Незаметно для окружающих эмигрирую - ухожу в себя. Размышляю о тяжкой жизни провинциальных поэтов. Пьяному, мне не чужд пафос. Решаю установить им памятник. Сама идея кажется мне гениальной, загвоздка в форме. Пытаюсь рассуждать трезво: на постаменте поэт, в руке листок, он читает стихи. Предназначение поэта? Жечь глаголом сердца. Как это изобразить?
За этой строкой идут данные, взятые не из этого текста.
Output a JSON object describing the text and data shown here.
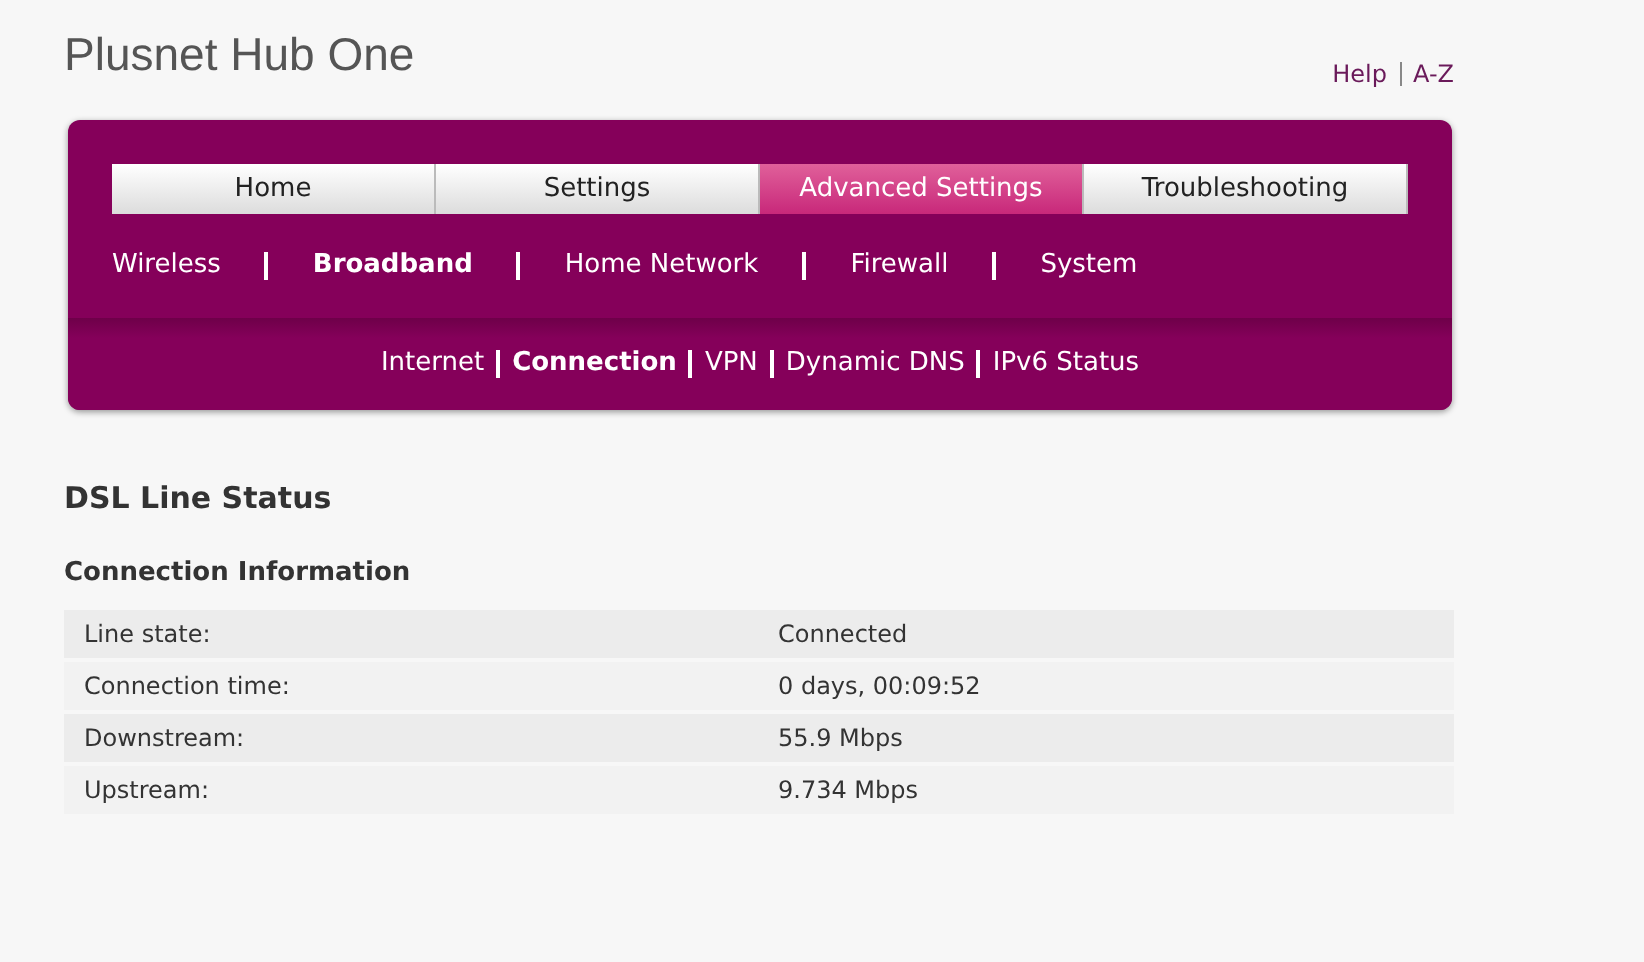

В другую руку определить молнии в качестве глагола? Кто догадается? На молниях ставим букву "г". Теперь поймут не так. Господи, как всё сложно у поэтов.
P.S.
Прошло семь лет. Я перебрался в другой город. Из выпусков новостей узнал о трагедии: сожгли семью священника. Для страны это было шоком. Особняком стояли интервью с местными жителями. Их раздражало внимание прессы, они валили вину на заезжих охотников за иконами. Кто-то предлагал полистать медицинскую карту священника, намекая на проблемы с психикой. Не сам ли он сжёг семью? Ничего удивительного, там презирают поэтов.
А с памятником я определился. Поэт трясёт дерево, с которого срываются гроздья плодов. Под деревом пасутся свиньи, одна из них смотрит вверх. О бесполезности бисерометания я наслышан, но, привлечённые непонятными звуками, свиньи поднимают головы от земли. Это ещё не победа, просто свиньи перестают хрюкать.